Question: What is the meaning behind Psalms 90:10, and is the verse referencing to rapture?
Profile: Male, Under 19
Answered by: Steve Husting, who has been a volunteer with us since February, 2010.
Answer: Before we interpret a psalm, we first read it with its historical viewpoint. A real person wrote this portion of Scripture a long time ago, before the church was founded. The idea of the church was a “mystery” that was hidden from the OT people (Colossians 1:26-27). So this was not a reference to the rapture of the church; it simply wasn’t known of back then.
Moses wrote this psalm, a prayer. It was written according to the Spirit, but Moses wrote what he knew at the time. In this verse, he noted that most people are living to seventy years, and some to eighty. But he notes that most of their days are in sorrow. “Fly away” is not a term about the rapture. He’s just using a poetical way to talk about how fleeting life is. It just flies away; it’s gone too soon.
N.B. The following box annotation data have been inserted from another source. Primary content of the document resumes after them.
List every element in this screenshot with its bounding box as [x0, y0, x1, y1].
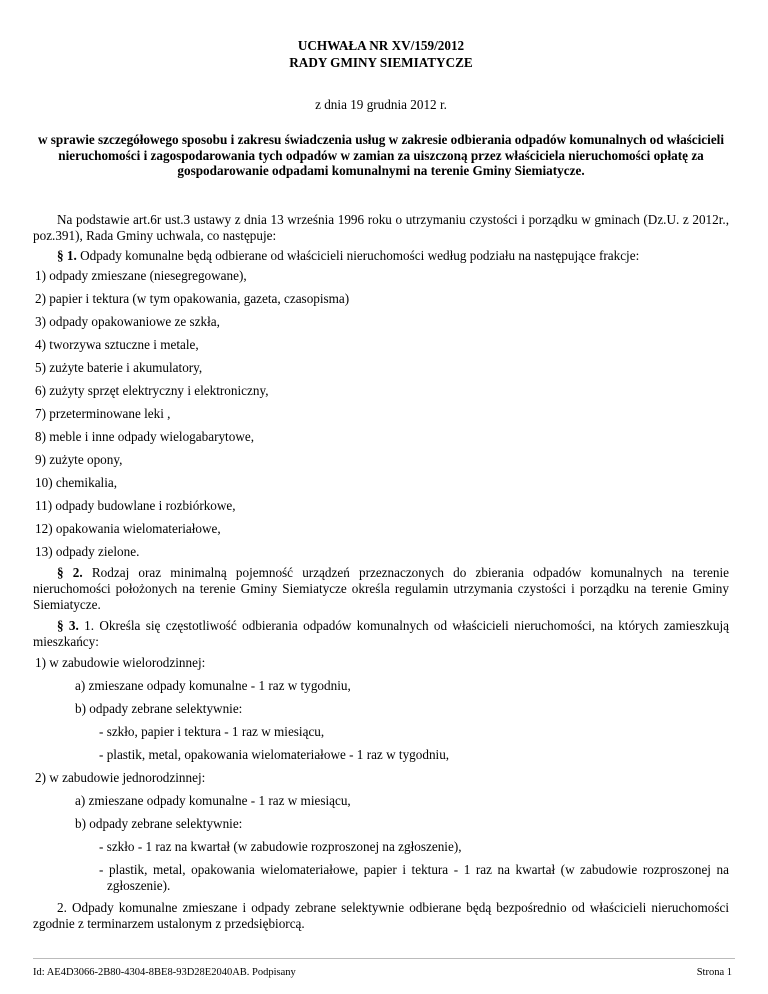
paragraph-2-text: Rodzaj oraz minimalną pojemność urządzeń przeznaczonych do zbierania odpadów komunalnych na terenie nieruchomości położonych na terenie Gminy Siemiatycze określa regulamin utrzymania czystości i porządku na terenie Gminy Siemiatycze.: [33, 565, 730, 612]
multi-family-item-b: b) odpady zebrane selektywnie:: [75, 701, 243, 716]
paragraph-2-mark: § 2.: [57, 565, 83, 580]
list-item: 7) przeterminowane leki ,: [35, 406, 171, 421]
single-family-item-b: b) odpady zebrane selektywnie:: [75, 816, 243, 831]
paragraph-3-mark: § 3.: [57, 618, 79, 633]
paragraph-3-point-2: 2. Odpady komunalne zmieszane i odpady zebrane selektywnie odbierane będą bezpośrednio od właścicieli nieruchomości zgodnie z terminarzem ustalonym z przedsiębiorcą.: [33, 900, 729, 931]
list-item: 1) odpady zmieszane (niesegregowane),: [35, 268, 247, 283]
page-number: Strona 1: [696, 967, 732, 978]
list-item: 13) odpady zielone.: [35, 544, 140, 559]
single-family-subitem: - szkło - 1 raz na kwartał (w zabudowie rozproszonej na zgłoszenie),: [99, 839, 462, 854]
paragraph-3-text: 1. Określa się częstotliwość odbierania odpadów komunalnych od właścicieli nieruchomości, na których zamieszkują mieszkańcy:: [33, 618, 730, 649]
paragraph-1: [33, 248, 729, 264]
list-item: 9) zużyte opony,: [35, 452, 123, 467]
fraction-list: [33, 268, 729, 560]
list-item: 5) zużyte baterie i akumulatory,: [35, 360, 203, 375]
multi-family-item-a: a) zmieszane odpady komunalne - 1 raz w tygodniu,: [75, 678, 351, 693]
list-item: 6) zużyty sprzęt elektryczny i elektroniczny,: [35, 383, 269, 398]
council-name: RADY GMINY SIEMIATYCZE: [289, 55, 473, 70]
multi-family-subitem: - szkło, papier i tektura - 1 raz w miesiącu,: [99, 724, 325, 739]
paragraph-3: [33, 618, 729, 650]
resolution-number: UCHWAŁA NR XV/159/2012: [297, 38, 465, 53]
intro-paragraph: Na podstawie art.6r ust.3 ustawy z dnia 13 września 1996 roku o utrzymaniu czystości i porządku w gminach (Dz.U. z 2012r., poz.391), Rada Gminy uchwala, co następuje:: [33, 212, 729, 243]
list-item: 12) opakowania wielomateriałowe,: [35, 521, 221, 536]
paragraph-1-text: Odpady komunalne będą odbierane od właścicieli nieruchomości według podziału na następujące frakcje:: [76, 248, 640, 263]
resolution-date: z dnia 19 grudnia 2012 r.: [315, 97, 447, 112]
multi-family-subitem: - plastik, metal, opakowania wielomateriałowe - 1 raz w tygodniu,: [99, 747, 450, 762]
footer-divider: [33, 958, 735, 959]
paragraph-2: [33, 565, 729, 613]
resolution-subject: w sprawie szczegółowego sposobu i zakresu świadczenia usług w zakresie odbierania odpadów komunalnych od właścicieli nieruchomości i zagospodarowania tych odpadów w zamian za uiszczoną przez właściciela nieruchomości opłatę za gospodarowanie odpadami komunalnymi na terenie Gminy Siemiatycze.: [37, 132, 725, 179]
list-item: 3) odpady opakowaniowe ze szkła,: [35, 314, 220, 329]
list-item: 4) tworzywa sztuczne i metale,: [35, 337, 199, 352]
list-item: 8) meble i inne odpady wielogabarytowe,: [35, 429, 254, 444]
single-family-label: 2) w zabudowie jednorodzinnej:: [35, 770, 206, 785]
paragraph-1-mark: § 1.: [57, 248, 77, 263]
single-family-item-a: a) zmieszane odpady komunalne - 1 raz w miesiącu,: [75, 793, 351, 808]
list-item: 2) papier i tektura (w tym opakowania, gazeta, czasopisma): [35, 291, 350, 306]
list-item: 10) chemikalia,: [35, 475, 118, 490]
multi-family-label: 1) w zabudowie wielorodzinnej:: [35, 655, 206, 670]
list-item: 11) odpady budowlane i rozbiórkowe,: [35, 498, 236, 513]
single-family-subitem: - plastik, metal, opakowania wielomateriałowe, papier i tektura - 1 raz na kwartał (w zabudowie rozproszonej na zgłoszenie).: [99, 862, 729, 893]
resolution-body: [33, 212, 729, 932]
document-id: Id: AE4D3066-2B80-4304-8BE8-93D28E2040AB. Podpisany: [33, 967, 296, 978]
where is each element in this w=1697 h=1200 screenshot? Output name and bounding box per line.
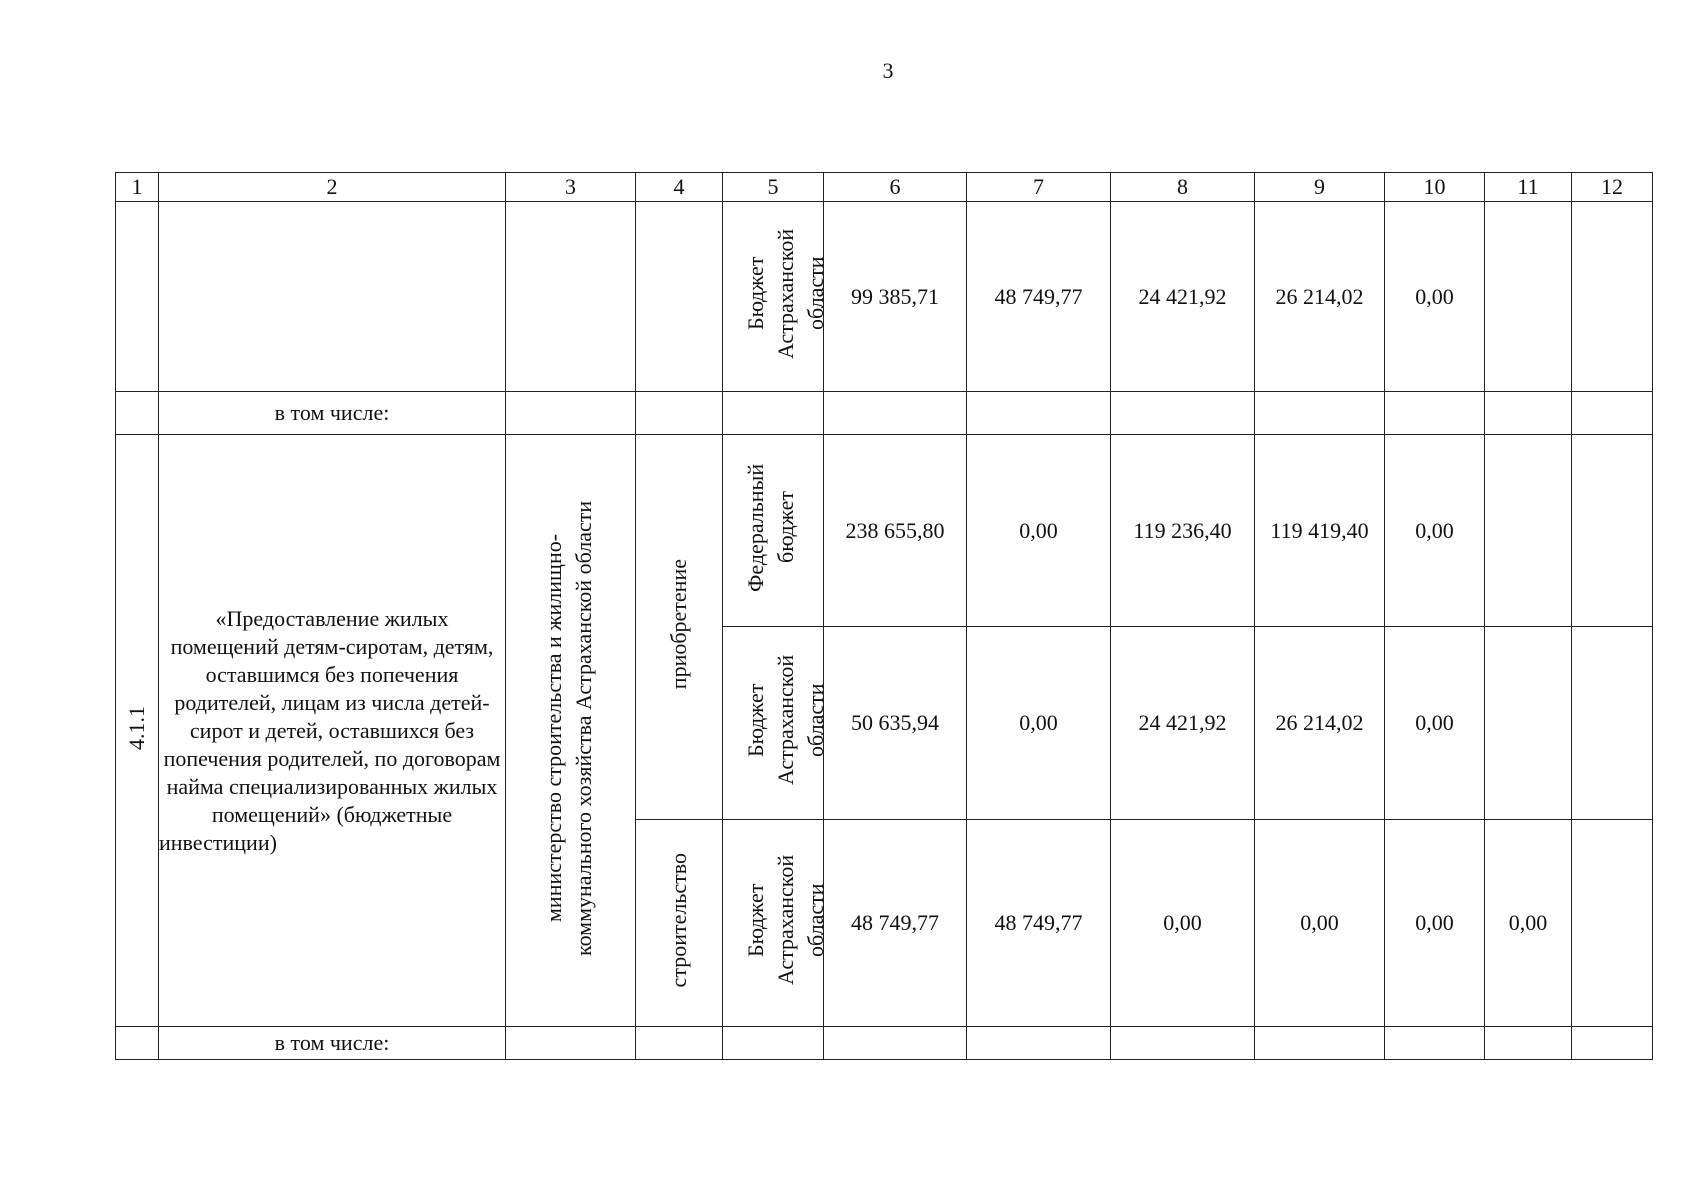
value-cell: 238 655,80 [824, 435, 967, 627]
funding-source-cell [723, 627, 828, 820]
column-number: 12 [1572, 173, 1653, 202]
table-row [116, 392, 1653, 435]
value-cell: 99 385,71 [824, 202, 967, 392]
column-number: 2 [159, 173, 506, 202]
item-number-cell [116, 435, 159, 1027]
value-cell: 48 749,77 [967, 820, 1111, 1027]
empty-cell [116, 202, 159, 392]
empty-cell [1485, 435, 1572, 627]
table-row [116, 1027, 1653, 1060]
column-number-row [116, 173, 1653, 202]
empty-cell [1572, 627, 1653, 820]
empty-cell [723, 1027, 824, 1060]
value-cell: 0,00 [1255, 820, 1385, 1027]
value-cell: 0,00 [1385, 202, 1485, 392]
column-number: 10 [1385, 173, 1485, 202]
including-label: в том числе: [159, 1027, 506, 1060]
empty-cell [1111, 1027, 1255, 1060]
page-number: 3 [882, 58, 894, 83]
column-number: 9 [1255, 173, 1385, 202]
empty-cell [1255, 392, 1385, 435]
item-number: 4.1.1 [124, 705, 149, 750]
column-number: 6 [824, 173, 967, 202]
column-number: 1 [116, 173, 159, 202]
method-purchase: приобретение [666, 558, 691, 690]
value-cell: 0,00 [967, 435, 1111, 627]
empty-cell [636, 392, 723, 435]
empty-cell [1111, 392, 1255, 435]
value-cell: 119 419,40 [1255, 435, 1385, 627]
table-row [116, 202, 1653, 392]
column-number: 4 [636, 173, 723, 202]
funding-source: Бюджет Астраханской области [743, 228, 828, 359]
including-label: в том числе: [159, 392, 506, 435]
empty-cell [506, 392, 636, 435]
empty-cell [1572, 1027, 1653, 1060]
value-cell: 0,00 [1385, 820, 1485, 1027]
value-cell: 0,00 [1385, 435, 1485, 627]
value-cell: 0,00 [1385, 627, 1485, 820]
value-cell: 0,00 [1111, 820, 1255, 1027]
column-number: 7 [967, 173, 1111, 202]
empty-cell [824, 1027, 967, 1060]
funding-source-cell [723, 435, 824, 627]
column-number: 5 [723, 173, 824, 202]
empty-cell [1385, 1027, 1485, 1060]
empty-cell [1485, 1027, 1572, 1060]
empty-cell [506, 1027, 636, 1060]
budget-table [115, 172, 1653, 1060]
funding-source-cell [723, 820, 828, 1027]
empty-cell [636, 202, 723, 392]
empty-cell [1572, 820, 1653, 1027]
empty-cell [967, 1027, 1111, 1060]
funding-source: Бюджет Астраханской области [743, 654, 828, 786]
method-cell [636, 820, 723, 1027]
value-cell: 119 236,40 [1111, 435, 1255, 627]
empty-cell [1255, 1027, 1385, 1060]
funding-source-cell [723, 202, 828, 392]
empty-cell [116, 1027, 159, 1060]
item-name: «Предоставление жилых помещений детям-сиротам, детям, оставшимся без попечения родителей, лицам из числа детей-сирот и детей, оставшихся без попечения родителей, по договорам найма специализированных жилых помещений» (бюджетные инвестиции) [159, 435, 506, 1027]
value-cell: 0,00 [967, 627, 1111, 820]
empty-cell [967, 392, 1111, 435]
empty-cell [1572, 392, 1653, 435]
empty-cell [1572, 202, 1653, 392]
value-cell: 24 421,92 [1111, 202, 1255, 392]
method-cell [636, 435, 723, 820]
empty-cell [824, 392, 967, 435]
funding-source: Бюджет Астраханской области [743, 854, 828, 986]
value-cell: 48 749,77 [824, 820, 967, 1027]
value-cell: 24 421,92 [1111, 627, 1255, 820]
empty-cell [506, 202, 636, 392]
empty-cell [1572, 435, 1653, 627]
value-cell: 26 214,02 [1255, 202, 1385, 392]
value-cell: 50 635,94 [824, 627, 967, 820]
value-cell: 48 749,77 [967, 202, 1111, 392]
empty-cell [1485, 202, 1572, 392]
empty-cell [636, 1027, 723, 1060]
empty-cell [116, 392, 159, 435]
method-construction: строительство [666, 852, 691, 988]
value-cell: 26 214,02 [1255, 627, 1385, 820]
empty-cell [1485, 392, 1572, 435]
empty-cell [1485, 627, 1572, 820]
empty-cell [723, 392, 824, 435]
column-number: 3 [506, 173, 636, 202]
executor-cell [506, 435, 636, 1027]
column-number: 11 [1485, 173, 1572, 202]
column-number: 8 [1111, 173, 1255, 202]
value-cell: 0,00 [1485, 820, 1572, 1027]
funding-source: Федеральный бюджет [743, 463, 798, 592]
executor-name: министерство строительства и жилищно-коммунального хозяйства Астраханской области [540, 499, 596, 956]
table-row [116, 435, 1653, 627]
empty-cell [1385, 392, 1485, 435]
empty-cell [159, 202, 506, 392]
Moses himself lived to be 120 years old (Deuteronomy 34:7), so these fewer years of living bothered him, especially when he saw the people laboring hard to eke out a living. Read it again and see if you see it this way.
Psalm 90:10 (ESV):
The years of our life are seventy,
or even by reason of strength eighty;
yet their span is but toil and trouble;
they are soon gone, and we fly away.
This is a prayer, and Moses prays that we’ll learn something in our brief life here:
Psalm 90:12 (ESV):
So teach us to number our days
that we may get a heart of wisdom.
His prayer is that we’ll grow wise during the years we have left. It’s a good request. I’m adding it to my prayer list. Read verses 13-17 for more requests Moses makes. Maybe we should be praying for those as well, as a personal application.